Пружина тут же начал оправдываться:

— Успокойся, прошу тебя, успокойся. Не говорили ради твоего же блага. Чего человек не знает, из-за того и не расстраивается.

— Не расстраивается? Да такая статья кого угодно убьет наповал!

Пружина засмеялся деланным смехом.

— Никого она не убьет. Если б газетные статьи могли убивать, в мире не осталось бы ни одной знаменитости. Скажешь, мы с тобой даром съездили сегодня? Скажешь, я не вырвал у них твои триста крон, хотя ты и не пел?

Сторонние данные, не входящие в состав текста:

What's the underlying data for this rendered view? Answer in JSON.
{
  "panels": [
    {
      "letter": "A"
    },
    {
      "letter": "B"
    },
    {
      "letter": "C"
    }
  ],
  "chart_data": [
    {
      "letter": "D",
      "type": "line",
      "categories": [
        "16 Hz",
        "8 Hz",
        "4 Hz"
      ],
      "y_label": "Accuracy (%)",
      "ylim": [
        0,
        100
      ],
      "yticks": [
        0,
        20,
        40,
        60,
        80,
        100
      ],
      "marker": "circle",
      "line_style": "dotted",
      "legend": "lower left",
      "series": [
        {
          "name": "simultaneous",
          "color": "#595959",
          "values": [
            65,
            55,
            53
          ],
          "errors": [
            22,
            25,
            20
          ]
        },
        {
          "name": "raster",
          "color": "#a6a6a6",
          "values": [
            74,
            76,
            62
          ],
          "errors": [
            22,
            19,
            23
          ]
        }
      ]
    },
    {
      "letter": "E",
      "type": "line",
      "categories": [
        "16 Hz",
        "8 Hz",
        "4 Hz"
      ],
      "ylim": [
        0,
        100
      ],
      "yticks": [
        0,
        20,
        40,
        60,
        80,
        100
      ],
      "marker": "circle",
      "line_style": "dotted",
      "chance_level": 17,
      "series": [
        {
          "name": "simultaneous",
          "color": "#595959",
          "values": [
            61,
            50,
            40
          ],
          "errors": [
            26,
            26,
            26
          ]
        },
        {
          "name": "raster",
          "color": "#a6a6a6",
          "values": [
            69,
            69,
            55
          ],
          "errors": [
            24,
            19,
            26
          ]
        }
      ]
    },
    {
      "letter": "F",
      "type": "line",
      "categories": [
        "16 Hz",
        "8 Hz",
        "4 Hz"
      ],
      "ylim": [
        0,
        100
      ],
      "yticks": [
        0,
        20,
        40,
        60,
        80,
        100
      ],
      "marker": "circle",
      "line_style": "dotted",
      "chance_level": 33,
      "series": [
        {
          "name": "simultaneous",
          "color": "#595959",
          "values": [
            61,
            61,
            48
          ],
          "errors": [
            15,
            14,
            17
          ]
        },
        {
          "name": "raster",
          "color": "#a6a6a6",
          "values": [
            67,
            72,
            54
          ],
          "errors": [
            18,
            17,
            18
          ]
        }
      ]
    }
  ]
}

— Из которых ты заберешь себе половину!

— Как положено. Неужели ты решил все бросить?

— Хватит болтать чепуху!

— Ты не должен сдаваться. Вспомни капитана Карлсена. Он оставался один среди бушующего океана, весь мир считал, что ему крышка. Но он не сдался. И вот жив-здоров, пишет толстенные книги и здоровается с королем за ручку… А теперь я — все равно что капитан Карлсен, а ты — тонущий корабль. Разве я могу бросить тонущее судно? Не на того напали. Я доставлю тебя в порт, меня не испугают волны и шхеры. Я уже договорился с танцевальной площадкой в Кнепперюде, ты выступаешь у них в следующую субботу…

— Договорился? Вот и поезжай к ним сам со своим гримом и дери там глотку, если угодно. А с меня хватит.

Пружина промолчал. Густафссон повернулся к жене.

— Ингрид, — сказал он тихо. — Подойди сюда и посмотри на меня. Нет, поближе. Гляди.

Он протянул руки к настольной лампе. Ингрид посмотрела на них и глубоко вздохнула:

— Пер! Не может быть!

Он кивнул. Она. оглядела его руки, потом лицо, в ее голосе звучали и слезы, и радость:

— Пер, все сошло! Ты такой же, как прежде!

Дедушка, который сидел одетый, держа в руках палку, поинтересовался, чему она так радуется.

— Зеленый цвет сошел, дедушка! Теперь Пер сможет получить любую работу, какую захочет.

Но Пружина не желал сдавать поле боя:

— Зачем ему любая работа? А танцевальная площадка в Кнепперюде? Они могут подать на тебя в суд, если ты не явишься.

— Придется тебе самому уладить это дело. Расскажи им все как есть.

— Правильно, — поддержал Густафссона дедушка. — От правды еще никто не умирал.

— Как бы не так! — воскликнул Пружина. — Менеджер, который начнет говорить правду, рискует сломать себе шею. Нет, Густафссон, нам придется прибегнуть к гриму. Смотрите, хозяюшка, я купил грим, как только увидел, что с ним происходит. Зеленый грим. Никто ничего и не заметит.